Yeah, that's a great question David and a really exciting space. Rob, do you want to go into some of the details of how we're going to show value in those specs, but also the go-to-market?

RD
Robert Andrew DouglasResMed, Inc.

Sure. Yes, David we haven't really made a lot of publicity to you all around the specs of Mobi, because I actually don't think that's sort of the right way of looking at it. The issue here on these POC devices is really getting the right balance of features that make it the most usable product. So, we've got a really good battery life. We've got a great weight and a really good oxygen output that lets people be mobile and to use a device with confidence. If you just pick one parameter and say it's stronger in this and stronger in that, it's actually not really getting the point of how we think competition should be operating in this market. So, we've got a great product configuration with a really good optimal trade-off. We think it's the optimal trade-off of the specs. And as we said before, we're really pursuing a go-to-market strategy with the support and a way for us to support our HME partners really in countries around the world. And so, I know it's still a watch this space program, but we're really taking a disciplined approach to launching the product.

MF
Michael J. FarrellCEO

Yeah, David the only thing I'd add on there is I think partnering with your channel particularly one – we had two decades, three decades of working with our channel in the sleep space to partner with them in the respiratory care space we think is the right strategy.
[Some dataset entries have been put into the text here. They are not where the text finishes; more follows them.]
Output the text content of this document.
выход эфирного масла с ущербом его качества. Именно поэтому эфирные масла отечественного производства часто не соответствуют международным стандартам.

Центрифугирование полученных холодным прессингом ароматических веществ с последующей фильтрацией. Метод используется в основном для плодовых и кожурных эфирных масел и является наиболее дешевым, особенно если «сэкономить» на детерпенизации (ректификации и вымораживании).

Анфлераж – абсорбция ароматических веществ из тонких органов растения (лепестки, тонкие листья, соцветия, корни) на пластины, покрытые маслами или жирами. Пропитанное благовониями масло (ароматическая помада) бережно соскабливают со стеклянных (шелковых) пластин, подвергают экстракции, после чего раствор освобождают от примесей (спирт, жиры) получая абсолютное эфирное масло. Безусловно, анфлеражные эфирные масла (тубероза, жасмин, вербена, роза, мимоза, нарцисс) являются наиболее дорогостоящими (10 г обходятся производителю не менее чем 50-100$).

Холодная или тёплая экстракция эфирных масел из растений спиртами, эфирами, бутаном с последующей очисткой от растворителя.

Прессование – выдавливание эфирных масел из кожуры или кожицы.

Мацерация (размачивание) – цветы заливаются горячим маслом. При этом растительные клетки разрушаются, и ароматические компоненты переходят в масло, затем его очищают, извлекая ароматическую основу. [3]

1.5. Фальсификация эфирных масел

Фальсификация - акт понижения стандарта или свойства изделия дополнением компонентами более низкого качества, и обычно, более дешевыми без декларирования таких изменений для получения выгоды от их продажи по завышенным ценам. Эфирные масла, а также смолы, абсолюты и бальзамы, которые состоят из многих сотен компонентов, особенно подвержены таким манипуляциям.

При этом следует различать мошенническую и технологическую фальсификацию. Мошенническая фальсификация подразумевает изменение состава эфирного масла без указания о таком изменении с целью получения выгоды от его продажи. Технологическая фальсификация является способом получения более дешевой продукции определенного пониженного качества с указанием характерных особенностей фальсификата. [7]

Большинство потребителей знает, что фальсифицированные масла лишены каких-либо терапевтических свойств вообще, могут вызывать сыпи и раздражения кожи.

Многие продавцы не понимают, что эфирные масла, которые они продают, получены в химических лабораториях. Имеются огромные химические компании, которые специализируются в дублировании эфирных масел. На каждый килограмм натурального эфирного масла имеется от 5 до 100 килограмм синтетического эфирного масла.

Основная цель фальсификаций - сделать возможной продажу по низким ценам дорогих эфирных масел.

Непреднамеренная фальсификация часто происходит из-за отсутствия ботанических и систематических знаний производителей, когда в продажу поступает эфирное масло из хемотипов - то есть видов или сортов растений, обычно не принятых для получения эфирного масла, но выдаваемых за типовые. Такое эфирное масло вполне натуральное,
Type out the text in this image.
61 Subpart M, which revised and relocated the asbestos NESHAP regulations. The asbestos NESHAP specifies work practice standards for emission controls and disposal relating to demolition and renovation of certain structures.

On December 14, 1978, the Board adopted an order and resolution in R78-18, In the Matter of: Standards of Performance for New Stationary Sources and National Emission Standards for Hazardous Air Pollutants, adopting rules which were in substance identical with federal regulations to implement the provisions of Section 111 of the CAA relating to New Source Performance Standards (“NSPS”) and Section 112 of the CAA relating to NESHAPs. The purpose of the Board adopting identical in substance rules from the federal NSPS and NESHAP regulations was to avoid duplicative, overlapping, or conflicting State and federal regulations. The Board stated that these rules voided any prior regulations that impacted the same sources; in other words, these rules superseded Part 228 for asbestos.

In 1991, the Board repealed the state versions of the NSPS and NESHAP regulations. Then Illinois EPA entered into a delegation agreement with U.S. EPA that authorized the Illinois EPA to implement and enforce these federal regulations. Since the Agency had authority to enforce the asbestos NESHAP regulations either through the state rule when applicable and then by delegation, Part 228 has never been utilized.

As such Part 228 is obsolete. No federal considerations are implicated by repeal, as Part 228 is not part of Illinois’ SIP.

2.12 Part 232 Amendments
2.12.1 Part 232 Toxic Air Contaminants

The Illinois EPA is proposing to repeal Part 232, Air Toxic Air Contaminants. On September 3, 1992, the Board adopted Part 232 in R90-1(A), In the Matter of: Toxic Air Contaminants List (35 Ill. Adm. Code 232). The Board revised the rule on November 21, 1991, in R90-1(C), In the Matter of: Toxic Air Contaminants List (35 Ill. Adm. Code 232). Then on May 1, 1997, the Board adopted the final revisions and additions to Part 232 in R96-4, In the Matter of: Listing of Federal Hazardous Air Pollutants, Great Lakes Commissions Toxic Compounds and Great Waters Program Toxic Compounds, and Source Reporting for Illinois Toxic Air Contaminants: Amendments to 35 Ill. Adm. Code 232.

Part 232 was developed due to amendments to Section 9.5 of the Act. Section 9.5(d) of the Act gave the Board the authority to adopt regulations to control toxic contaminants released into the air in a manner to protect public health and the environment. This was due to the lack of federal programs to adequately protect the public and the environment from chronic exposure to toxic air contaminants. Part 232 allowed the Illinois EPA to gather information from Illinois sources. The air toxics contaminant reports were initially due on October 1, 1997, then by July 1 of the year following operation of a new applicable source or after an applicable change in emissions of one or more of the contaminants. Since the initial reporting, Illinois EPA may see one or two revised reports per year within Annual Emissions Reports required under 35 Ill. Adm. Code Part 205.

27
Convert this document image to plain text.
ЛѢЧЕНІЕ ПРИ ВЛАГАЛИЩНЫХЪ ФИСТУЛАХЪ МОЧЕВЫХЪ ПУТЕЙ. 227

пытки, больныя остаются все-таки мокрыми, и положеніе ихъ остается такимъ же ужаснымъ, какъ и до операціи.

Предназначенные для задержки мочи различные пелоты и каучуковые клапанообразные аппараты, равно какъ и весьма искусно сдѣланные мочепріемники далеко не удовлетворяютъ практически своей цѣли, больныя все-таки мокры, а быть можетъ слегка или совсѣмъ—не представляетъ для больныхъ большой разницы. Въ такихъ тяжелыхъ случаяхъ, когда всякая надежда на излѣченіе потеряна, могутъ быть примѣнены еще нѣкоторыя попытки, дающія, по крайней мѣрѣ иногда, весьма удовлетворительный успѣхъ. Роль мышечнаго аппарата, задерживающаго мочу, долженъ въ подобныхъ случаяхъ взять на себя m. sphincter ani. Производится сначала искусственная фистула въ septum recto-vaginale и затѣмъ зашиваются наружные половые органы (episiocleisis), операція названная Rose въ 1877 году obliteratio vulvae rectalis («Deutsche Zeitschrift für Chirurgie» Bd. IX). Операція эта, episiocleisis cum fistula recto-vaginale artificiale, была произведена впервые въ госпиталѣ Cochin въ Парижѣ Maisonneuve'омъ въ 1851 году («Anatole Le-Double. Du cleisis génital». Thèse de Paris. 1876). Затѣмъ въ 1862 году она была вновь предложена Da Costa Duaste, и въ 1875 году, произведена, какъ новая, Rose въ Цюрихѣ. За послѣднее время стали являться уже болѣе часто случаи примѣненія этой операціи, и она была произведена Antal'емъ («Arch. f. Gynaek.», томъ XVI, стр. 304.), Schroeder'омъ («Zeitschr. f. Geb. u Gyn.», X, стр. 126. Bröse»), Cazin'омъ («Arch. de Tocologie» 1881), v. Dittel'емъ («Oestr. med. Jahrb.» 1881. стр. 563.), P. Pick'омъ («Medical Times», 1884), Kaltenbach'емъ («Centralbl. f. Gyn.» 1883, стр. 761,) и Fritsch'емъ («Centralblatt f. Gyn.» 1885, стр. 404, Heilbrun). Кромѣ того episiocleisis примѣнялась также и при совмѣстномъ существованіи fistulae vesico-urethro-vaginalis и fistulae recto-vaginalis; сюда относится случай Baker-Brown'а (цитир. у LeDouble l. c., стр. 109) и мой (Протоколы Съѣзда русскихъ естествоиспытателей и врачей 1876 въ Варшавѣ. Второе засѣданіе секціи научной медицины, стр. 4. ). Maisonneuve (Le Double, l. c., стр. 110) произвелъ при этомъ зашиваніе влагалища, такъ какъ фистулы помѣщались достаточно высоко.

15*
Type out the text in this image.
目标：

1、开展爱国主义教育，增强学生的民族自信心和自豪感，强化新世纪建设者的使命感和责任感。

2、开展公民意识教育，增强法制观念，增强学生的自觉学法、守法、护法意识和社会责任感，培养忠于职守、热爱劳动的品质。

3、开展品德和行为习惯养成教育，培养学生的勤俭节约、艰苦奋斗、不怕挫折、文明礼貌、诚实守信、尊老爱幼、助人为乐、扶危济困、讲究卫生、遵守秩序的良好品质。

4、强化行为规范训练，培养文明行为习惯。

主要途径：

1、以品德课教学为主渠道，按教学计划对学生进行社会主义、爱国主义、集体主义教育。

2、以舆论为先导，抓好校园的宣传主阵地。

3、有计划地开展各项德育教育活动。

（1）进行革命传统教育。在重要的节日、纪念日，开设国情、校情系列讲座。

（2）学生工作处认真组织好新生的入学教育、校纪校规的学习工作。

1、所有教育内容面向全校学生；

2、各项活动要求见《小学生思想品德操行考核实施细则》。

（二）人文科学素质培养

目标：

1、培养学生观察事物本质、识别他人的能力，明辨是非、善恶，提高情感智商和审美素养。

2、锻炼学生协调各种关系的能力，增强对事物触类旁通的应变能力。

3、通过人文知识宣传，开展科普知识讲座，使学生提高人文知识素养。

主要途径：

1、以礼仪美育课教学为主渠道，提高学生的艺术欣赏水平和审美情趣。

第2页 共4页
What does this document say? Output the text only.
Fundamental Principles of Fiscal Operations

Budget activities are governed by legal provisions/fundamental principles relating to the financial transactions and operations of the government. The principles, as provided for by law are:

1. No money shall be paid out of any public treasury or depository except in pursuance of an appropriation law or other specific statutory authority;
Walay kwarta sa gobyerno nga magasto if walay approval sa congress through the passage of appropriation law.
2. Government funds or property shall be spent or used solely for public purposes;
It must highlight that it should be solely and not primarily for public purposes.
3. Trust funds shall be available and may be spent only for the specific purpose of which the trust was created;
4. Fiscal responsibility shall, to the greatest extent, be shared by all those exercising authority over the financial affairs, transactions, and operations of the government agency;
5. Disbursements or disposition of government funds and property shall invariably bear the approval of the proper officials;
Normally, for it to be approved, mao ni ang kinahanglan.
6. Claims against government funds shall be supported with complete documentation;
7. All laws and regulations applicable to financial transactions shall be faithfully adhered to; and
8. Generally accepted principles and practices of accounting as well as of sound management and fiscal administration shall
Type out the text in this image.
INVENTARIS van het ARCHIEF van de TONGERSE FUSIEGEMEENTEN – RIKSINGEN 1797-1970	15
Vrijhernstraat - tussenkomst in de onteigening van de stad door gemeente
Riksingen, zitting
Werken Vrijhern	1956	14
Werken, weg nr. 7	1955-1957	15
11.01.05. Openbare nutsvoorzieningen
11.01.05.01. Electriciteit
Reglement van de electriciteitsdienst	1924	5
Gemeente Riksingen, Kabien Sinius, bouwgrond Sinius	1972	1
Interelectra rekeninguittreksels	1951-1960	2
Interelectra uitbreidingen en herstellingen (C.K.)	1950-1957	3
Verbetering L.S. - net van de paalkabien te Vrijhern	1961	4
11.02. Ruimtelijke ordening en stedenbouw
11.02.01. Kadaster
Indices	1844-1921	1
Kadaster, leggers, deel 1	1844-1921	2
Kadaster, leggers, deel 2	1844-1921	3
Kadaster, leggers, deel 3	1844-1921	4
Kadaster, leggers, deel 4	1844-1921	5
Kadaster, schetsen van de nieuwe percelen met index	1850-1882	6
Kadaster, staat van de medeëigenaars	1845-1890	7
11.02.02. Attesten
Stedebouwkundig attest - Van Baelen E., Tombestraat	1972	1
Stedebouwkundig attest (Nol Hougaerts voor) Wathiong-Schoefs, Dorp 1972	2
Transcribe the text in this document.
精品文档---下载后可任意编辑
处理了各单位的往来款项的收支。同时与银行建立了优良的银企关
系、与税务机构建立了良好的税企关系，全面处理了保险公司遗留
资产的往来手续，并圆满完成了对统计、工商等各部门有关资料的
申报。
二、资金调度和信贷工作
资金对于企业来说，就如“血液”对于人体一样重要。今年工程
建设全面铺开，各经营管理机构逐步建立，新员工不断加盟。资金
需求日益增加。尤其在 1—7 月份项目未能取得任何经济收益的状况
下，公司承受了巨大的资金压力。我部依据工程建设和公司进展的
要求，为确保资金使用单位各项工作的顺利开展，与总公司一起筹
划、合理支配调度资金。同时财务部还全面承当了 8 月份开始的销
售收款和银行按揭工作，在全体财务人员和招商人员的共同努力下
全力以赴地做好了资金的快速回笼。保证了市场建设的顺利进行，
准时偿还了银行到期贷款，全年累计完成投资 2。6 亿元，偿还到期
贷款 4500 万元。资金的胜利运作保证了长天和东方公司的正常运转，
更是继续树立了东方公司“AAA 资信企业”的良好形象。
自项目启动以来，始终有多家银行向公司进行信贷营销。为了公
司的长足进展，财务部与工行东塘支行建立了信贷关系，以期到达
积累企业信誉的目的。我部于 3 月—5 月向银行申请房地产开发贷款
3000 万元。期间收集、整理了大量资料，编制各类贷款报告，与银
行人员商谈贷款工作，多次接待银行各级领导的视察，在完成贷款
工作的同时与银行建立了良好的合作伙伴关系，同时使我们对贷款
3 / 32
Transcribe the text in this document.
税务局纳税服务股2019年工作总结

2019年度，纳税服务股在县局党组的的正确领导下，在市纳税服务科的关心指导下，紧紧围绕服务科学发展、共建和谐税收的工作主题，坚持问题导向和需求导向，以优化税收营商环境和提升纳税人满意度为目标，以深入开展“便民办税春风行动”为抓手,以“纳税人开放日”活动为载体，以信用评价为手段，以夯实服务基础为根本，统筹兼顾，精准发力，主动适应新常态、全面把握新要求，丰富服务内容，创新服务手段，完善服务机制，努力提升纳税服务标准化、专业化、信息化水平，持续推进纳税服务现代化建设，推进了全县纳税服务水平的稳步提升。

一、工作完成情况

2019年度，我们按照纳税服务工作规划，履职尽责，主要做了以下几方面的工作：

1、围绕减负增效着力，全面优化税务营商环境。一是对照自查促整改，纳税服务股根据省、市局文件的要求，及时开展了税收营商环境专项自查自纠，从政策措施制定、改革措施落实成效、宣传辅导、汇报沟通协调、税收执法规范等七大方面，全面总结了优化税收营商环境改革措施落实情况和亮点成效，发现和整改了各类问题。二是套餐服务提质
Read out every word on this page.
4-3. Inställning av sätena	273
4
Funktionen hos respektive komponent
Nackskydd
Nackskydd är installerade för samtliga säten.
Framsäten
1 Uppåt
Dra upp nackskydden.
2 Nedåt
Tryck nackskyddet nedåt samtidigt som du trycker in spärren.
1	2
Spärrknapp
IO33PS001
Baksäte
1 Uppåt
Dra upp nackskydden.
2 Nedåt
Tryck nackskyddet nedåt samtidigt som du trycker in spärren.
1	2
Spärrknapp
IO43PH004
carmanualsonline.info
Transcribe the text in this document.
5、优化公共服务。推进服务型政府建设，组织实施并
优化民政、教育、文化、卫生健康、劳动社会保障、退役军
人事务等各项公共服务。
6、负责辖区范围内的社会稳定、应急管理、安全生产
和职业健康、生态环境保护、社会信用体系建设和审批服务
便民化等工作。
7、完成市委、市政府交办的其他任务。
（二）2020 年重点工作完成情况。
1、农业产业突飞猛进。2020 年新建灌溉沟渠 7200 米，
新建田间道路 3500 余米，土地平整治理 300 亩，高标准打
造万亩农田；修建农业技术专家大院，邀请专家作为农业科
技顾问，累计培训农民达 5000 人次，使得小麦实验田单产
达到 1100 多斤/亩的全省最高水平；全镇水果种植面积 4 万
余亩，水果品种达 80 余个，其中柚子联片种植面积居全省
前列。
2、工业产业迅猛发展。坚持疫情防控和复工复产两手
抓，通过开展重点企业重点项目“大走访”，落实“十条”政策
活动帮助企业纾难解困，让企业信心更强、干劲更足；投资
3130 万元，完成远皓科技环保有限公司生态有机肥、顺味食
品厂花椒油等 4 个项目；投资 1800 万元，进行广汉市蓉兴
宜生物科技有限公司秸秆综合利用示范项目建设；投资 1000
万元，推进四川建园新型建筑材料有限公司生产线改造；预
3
We don't think some of our competitors are competing with the channel in this space and I just don't think it's a smart strategy. I think you want to partner with a channel and really drive value to that end user patient. The ultimate customer here is the patient. We have to find the best way to get them and our channel has such great ability to reach sleep apnea patients and COPD patients in the past. They've often been the ones to provide liquid oxygen. They should be the ones to provide portable oxygen. And so I think the go-to-market strategy will differentiate us more than others. But David, watch this space, we'll talk to you in 90, in 180, in 360 days about how the Mobi rollout goes and I think we'll start to see that really pick up. And so we've now reached the hour mark. And look, before we close the call, I want to thank the 6,000 strong ResMed team for their continued dedication, focus and commitment to our growth strategy and our operating excellence initiatives. Our team is the core of what we do and it's helped us deliver another quarter of really strong revenue growth and increased operating leverage. We remain focused on our future pipeline of products, services, and software solutions that change patients' lives and benefit all of our customers, the patients, physicians, payors, home care providers and governments. Thanks for your time and we look forward to talking to you again in 90 days. Over to you, Amy.

AW
Amy WakehamVice President, Investor Relations and Corporate Communications

Great. Thank you. Thank you again for joining us today. If you do have additional questions, please feel free to contact me directly. As mentioned at the beginning of the call, the webcast replay along with our earnings release and updated Investor Presentation will be available on the Investor Relations section of our website. Chris, you may now go ahead and close the call.

Operator

This concludes ResMed's first quarter of fiscal year 2019 earnings live webcast. You may now disconnect.